The availability of reliable steel cables has allowed, starting from the second half of 19th century, their application in the transport field according to different design concepts, starting with land funiculars (since 1861 with the Agudio system), and then continuing with cableways for goods transportation (starting from 1889) and after a short time, between the 19th and 20th centuries, arriving at the first cableways for people transportation.

Therefore, starting from the beginning of the 20th century in Italy, the adventure of this innovative transport system for tourist use began, which initially evolved slowly and then gradually quicker, until reaching the threshold of the 21st century with a technology level unimaginable only 70 years earlier; this therefore makes the time interval between the first post-war period and the 1990s particularly interesting. Right in the first 40 years of the 20th century appear those people who will be fully called “pioneers” of a new way of understanding mountain: engineers, architects, industrialists and entrepreneurs, all equally far-sighted.

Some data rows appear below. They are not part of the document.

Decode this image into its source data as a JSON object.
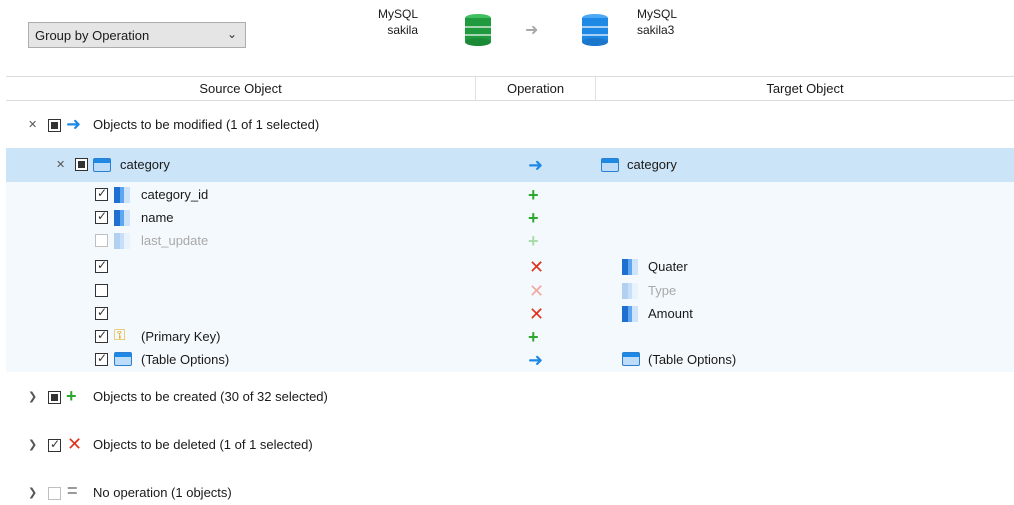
{
  "toolbar": {
    "group_by": "Group by Operation",
    "source_engine": "MySQL",
    "source_schema": "sakila",
    "target_engine": "MySQL",
    "target_schema": "sakila3"
  },
  "columns": {
    "source": "Source Object",
    "operation": "Operation",
    "target": "Target Object"
  },
  "groups": {
    "modified": "Objects to be modified (1 of 1 selected)",
    "created": "Objects to be created (30 of 32 selected)",
    "deleted": "Objects to be deleted (1 of 1 selected)",
    "noop": "No operation (1 objects)"
  },
  "table": {
    "source": "category",
    "target": "category"
  },
  "items": [
    {
      "source": "category_id",
      "target": ""
    },
    {
      "source": "name",
      "target": ""
    },
    {
      "source": "last_update",
      "target": ""
    },
    {
      "source": "",
      "target": "Quater"
    },
    {
      "source": "",
      "target": "Type"
    },
    {
      "source": "",
      "target": "Amount"
    },
    {
      "source": "(Primary Key)",
      "target": ""
    },
    {
      "source": "(Table Options)",
      "target": "(Table Options)"
    }
  ],
  "colors": {
    "selected_row": "#cce4f7",
    "add": "#2da82d",
    "delete": "#e0331e",
    "modify": "#1e88e5"
  }
}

Thanks to the cableway transport industry, Italian winter tourism (the so-called “white circus”) had an enormous development, for which today a turnover of around 6.6 billion euros is estimated. This turnover therefore represents almost 3% of the national GDP and the contribution of the network of ski lifts existing on Italian territory (over 1700 installations) is a fundamental support.

A specific branch of national legislation regulates their construction and operation and a broad technical regulation, now harmonized at European level, deals with specifying the design criteria of the individual construction elements.

In the last 20 years then, in parallel with the application in mountain areas, which is now reaching its apogee, the idea of “aerial” transport is gradually taking hold in the context of urban transport.